At every turn, Innovation’s workflow puts the instructor in the role of guide and gatekeeper — promoting good old-fashioned professional oversight through the design itself.
The profs who failed to properly read and edit the course materials or assessment comments are to be chided for editing poorly. But the expectation that students have that instructors be the author of all of their course materials is born of an age when technology makes this at least theoretically possible, although not practically so. The expectation that no assessment will be outside the hand of the instructor is a new fashion, also imagined in a context of hyper-alertness to AI usage. One professor noted in the article was criticized by the student for chatting with the AI about writing the critique of the student’s work. But this is precisely what a professor might do with a live assistant in days gone by! The difference is that the student of the past would have no knowledge of the discussion.

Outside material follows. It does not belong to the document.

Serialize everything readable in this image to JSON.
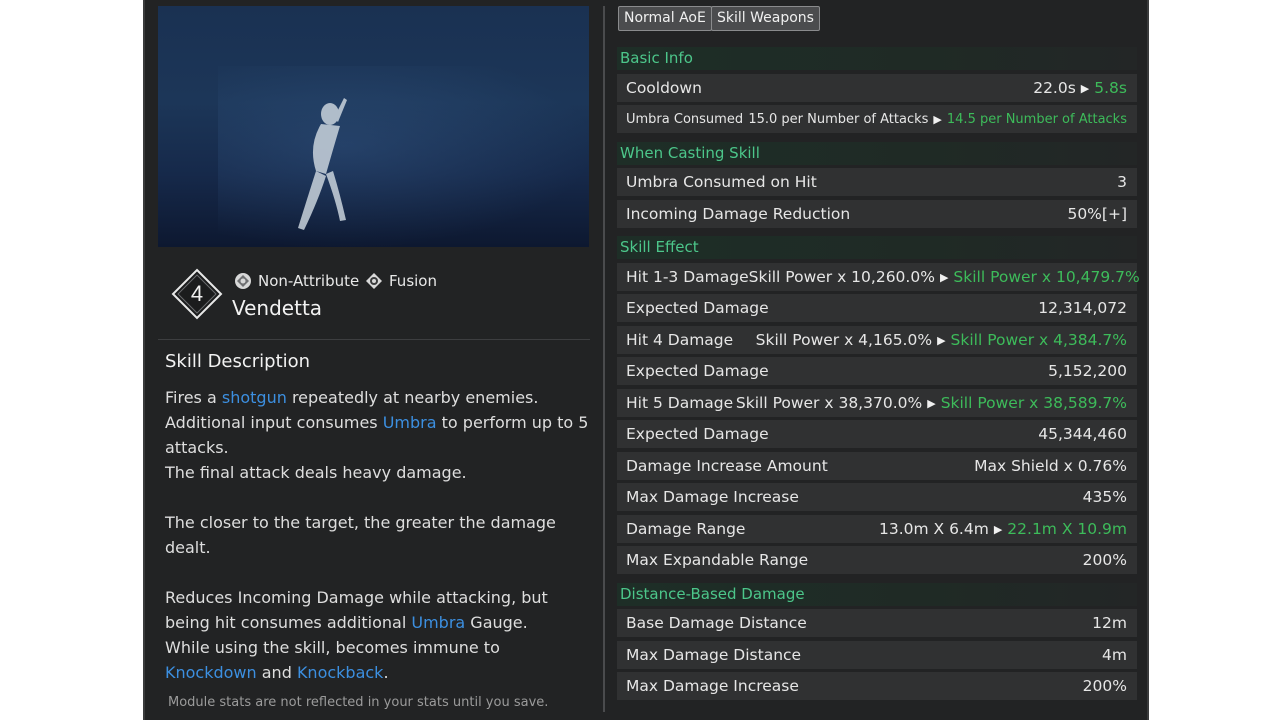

One of my remote students this year had nothing good to say about one of her teachers. She cited the example of the fact that her teacher got her powerPoint slide shows from ChatGPT. If that powerPoint were of poor quality or included incorrect information, I could agree. Where this student goes wrong is in thinking that the general notion of getting learning resources elsewhere is illegitimate or unprecedented. The wrong would be in presenting shoddy or incorrect information, not in failing to be the author of everything.